We will be using Weka, an open source software to get hands-on experience of Naive Bayes. Before diving into code let’s understand what is weka. Weka is a collection of machine learning algorithms for data mining tasks. It contains tools for data preparation, classification, regression, clustering.

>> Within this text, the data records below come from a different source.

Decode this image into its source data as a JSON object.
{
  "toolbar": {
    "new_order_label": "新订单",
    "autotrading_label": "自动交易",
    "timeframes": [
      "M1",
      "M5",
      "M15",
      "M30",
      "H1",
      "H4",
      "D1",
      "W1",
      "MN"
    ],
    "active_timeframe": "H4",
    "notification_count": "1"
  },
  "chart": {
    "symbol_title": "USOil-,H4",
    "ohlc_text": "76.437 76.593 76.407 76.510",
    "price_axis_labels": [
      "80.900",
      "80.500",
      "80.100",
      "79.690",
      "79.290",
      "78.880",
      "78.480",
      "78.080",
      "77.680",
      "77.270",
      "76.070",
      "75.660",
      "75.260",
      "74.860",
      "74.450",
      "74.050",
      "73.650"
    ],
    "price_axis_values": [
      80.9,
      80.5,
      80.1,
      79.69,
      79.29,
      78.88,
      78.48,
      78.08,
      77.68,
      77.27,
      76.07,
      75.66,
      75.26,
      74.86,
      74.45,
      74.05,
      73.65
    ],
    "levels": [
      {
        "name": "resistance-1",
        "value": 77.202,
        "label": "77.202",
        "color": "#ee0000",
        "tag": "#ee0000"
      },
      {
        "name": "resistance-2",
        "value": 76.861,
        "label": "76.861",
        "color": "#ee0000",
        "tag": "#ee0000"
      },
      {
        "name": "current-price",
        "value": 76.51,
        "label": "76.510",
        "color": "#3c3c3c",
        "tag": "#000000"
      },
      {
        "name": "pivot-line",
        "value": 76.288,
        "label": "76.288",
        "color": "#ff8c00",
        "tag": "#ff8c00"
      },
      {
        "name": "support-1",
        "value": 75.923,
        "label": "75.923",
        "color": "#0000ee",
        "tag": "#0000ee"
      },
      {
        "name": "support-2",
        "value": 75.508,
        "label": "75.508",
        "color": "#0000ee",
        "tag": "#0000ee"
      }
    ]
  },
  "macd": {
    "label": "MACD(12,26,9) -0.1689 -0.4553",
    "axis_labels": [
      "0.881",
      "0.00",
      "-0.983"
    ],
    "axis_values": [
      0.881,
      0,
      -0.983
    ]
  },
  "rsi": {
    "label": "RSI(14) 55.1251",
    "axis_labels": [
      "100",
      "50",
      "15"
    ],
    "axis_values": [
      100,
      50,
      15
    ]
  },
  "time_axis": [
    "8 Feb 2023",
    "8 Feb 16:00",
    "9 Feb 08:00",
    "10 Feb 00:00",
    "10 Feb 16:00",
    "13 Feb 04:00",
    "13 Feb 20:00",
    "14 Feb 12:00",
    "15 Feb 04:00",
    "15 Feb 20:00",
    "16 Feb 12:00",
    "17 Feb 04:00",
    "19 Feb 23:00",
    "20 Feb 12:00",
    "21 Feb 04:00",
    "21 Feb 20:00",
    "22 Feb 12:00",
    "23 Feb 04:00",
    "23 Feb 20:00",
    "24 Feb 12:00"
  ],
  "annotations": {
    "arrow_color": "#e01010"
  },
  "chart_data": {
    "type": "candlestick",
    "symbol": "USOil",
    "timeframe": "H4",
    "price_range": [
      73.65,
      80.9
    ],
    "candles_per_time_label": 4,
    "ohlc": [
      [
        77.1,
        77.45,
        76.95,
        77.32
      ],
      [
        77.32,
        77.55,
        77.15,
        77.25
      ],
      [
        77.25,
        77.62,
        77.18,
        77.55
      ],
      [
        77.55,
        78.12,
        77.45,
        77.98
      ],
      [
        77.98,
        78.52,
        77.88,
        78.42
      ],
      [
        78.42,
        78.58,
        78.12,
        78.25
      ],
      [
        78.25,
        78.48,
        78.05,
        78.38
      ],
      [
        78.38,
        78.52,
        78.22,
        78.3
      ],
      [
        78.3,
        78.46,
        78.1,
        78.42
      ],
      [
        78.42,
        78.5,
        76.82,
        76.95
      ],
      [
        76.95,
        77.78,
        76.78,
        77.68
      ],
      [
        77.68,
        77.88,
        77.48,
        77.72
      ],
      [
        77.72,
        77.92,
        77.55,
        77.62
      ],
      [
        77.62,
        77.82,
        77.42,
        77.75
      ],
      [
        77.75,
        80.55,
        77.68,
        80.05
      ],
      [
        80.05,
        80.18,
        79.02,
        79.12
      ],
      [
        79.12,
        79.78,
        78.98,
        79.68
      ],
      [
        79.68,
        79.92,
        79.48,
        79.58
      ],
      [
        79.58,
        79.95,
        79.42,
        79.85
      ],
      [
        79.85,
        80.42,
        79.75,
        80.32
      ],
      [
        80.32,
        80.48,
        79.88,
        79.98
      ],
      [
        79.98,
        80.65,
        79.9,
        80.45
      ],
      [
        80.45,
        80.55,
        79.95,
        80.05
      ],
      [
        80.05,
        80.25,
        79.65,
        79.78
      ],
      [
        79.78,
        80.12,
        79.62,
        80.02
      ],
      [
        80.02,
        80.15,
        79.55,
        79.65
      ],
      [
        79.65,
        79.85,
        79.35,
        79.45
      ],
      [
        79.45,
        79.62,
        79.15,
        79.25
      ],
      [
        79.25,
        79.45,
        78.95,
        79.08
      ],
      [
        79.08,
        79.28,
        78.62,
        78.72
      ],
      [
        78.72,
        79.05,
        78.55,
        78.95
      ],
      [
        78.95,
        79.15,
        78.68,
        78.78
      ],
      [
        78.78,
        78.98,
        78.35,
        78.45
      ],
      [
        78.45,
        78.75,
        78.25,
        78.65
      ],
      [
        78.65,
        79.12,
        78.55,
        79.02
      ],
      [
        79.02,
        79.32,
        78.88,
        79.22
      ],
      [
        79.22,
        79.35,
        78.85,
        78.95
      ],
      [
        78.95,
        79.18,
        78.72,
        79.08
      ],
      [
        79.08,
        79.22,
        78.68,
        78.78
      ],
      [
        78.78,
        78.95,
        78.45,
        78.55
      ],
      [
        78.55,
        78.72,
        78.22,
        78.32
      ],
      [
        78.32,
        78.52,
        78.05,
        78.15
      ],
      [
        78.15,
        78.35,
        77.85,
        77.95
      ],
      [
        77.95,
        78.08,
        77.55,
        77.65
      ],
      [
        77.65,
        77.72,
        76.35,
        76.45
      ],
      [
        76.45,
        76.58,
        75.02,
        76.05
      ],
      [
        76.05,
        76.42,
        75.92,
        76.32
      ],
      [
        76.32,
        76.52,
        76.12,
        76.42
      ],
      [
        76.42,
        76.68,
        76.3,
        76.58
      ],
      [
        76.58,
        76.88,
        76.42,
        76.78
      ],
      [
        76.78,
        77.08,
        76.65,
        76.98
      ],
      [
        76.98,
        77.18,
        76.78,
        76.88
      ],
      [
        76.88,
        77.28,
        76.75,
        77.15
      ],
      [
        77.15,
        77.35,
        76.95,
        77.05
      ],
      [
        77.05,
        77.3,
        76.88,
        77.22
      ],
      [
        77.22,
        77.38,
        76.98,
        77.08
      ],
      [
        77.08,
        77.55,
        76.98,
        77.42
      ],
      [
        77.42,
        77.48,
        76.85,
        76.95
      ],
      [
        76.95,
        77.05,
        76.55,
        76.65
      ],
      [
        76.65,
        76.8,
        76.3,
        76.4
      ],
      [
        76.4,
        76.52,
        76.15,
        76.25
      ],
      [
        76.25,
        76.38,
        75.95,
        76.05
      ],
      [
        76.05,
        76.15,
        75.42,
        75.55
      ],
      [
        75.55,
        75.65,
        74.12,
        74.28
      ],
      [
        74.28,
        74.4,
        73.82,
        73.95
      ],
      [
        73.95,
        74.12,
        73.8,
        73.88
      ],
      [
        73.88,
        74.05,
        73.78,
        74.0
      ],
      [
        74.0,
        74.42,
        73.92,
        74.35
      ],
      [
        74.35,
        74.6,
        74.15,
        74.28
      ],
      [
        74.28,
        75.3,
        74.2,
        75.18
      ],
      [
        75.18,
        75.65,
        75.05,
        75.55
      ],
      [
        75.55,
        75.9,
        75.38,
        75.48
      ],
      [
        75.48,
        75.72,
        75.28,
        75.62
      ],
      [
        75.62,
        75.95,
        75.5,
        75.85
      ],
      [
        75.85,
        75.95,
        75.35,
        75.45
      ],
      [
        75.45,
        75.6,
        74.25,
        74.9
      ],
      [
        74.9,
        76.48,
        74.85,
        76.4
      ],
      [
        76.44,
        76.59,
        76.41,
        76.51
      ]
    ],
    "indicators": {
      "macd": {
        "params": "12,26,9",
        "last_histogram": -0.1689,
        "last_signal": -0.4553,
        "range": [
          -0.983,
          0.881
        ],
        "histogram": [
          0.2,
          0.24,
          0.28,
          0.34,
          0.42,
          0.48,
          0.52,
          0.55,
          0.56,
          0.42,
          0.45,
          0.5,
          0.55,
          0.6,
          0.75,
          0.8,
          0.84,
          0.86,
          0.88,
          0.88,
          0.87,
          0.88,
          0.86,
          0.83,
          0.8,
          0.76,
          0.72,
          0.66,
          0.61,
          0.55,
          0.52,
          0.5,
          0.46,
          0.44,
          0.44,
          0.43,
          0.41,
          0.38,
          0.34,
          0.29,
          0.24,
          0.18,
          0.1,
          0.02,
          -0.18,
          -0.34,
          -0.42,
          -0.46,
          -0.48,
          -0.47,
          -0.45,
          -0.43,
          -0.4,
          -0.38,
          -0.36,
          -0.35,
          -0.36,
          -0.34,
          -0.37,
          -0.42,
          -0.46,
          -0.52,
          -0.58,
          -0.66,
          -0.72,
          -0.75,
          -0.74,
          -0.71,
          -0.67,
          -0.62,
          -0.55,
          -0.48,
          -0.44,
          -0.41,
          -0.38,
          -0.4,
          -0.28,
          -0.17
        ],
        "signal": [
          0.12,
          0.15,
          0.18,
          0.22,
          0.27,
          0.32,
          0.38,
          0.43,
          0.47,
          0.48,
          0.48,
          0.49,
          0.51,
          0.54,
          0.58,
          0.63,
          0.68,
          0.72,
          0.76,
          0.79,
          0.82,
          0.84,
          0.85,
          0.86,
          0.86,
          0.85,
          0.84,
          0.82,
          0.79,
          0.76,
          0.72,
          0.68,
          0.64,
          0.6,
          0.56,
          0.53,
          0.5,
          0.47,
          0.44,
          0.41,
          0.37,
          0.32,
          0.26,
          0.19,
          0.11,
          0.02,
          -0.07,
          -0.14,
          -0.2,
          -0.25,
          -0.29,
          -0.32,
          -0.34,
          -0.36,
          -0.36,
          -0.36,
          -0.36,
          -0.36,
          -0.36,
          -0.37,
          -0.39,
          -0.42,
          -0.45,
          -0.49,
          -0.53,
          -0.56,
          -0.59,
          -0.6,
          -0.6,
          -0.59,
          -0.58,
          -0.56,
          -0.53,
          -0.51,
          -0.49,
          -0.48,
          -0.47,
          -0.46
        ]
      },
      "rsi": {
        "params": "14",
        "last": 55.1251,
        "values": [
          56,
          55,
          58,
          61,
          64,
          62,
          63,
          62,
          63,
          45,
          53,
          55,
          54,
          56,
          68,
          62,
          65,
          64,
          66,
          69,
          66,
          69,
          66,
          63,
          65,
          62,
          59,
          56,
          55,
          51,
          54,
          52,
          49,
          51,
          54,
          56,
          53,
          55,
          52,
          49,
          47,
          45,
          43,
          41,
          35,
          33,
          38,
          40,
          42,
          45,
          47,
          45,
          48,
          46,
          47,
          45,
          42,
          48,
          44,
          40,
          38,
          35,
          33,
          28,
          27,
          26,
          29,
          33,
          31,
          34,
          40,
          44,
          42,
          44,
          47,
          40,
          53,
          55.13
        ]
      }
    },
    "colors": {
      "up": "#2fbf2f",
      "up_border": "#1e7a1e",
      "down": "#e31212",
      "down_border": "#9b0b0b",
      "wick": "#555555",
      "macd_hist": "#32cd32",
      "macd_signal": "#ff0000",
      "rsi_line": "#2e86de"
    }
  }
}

Math over here would be taken care by WEKA. This is where you will learn more about it. https://www.cs.waikato.ac.nz/ml/weka/

Let’s import some required library, loading our data set into memory and separate variable and class that we want to predict.

				
import weka.core.converters.ConverterUtils
import weka.classifiers.bayes.NaiveBayes



Initially we will load data from the github respository, so that we may not need to download the data.

				
val data = weka.core.converters.ConverterUtils.DataSource("https://raw.githubusercontent.com/nmltd/s2-data-sets/main/iris.arff").getDataSet()




Let’s set label column i.e class to the last attribute of data

				
if (data.classIndex() == -1)
data.setClassIndex(data.numAttributes() - 1)



Weka have amazing filters in modules of theirs, filters are used for custom filtering of data, so we will be using stratified filter on our dataset to randomly fold the data and also lets split the data in 5 folds and select 1st fold for our usecase becasuse we are not using test data for this topic, we are dividing our whole data that we have to train and test data.

				
val options = arrayOf("-N", "5","-F","1")
filter.setOptions(options)
filter.setInputFormat(data)
filter.setInvertSelection(false)



So  let’s apply the filter that we created to the test data.

				
val test = weka.filters.Filter.useFilter(data, filter)
filter.setInvertSelection(true);     // invert the selection to get other data
val train = weka.filters.Filter.useFilter(data, filter)



Now its time to load and use our naive bayes classifer.

				
val cls = weka.classifiers.bayes.NaiveBayes();
cls.buildClassifier(train)



Finally let’s evaluate the classifer and see some statistics.

				
val eval = weka.classifiers.Evaluation(train)
eval.evaluateModel(cls, test)
print(eval.toSummaryString("\nResults\n======\n", false)) We now conclude the topic, “Naive Bayes”.

Thank you for spending time on this course! Hope you learned a lot.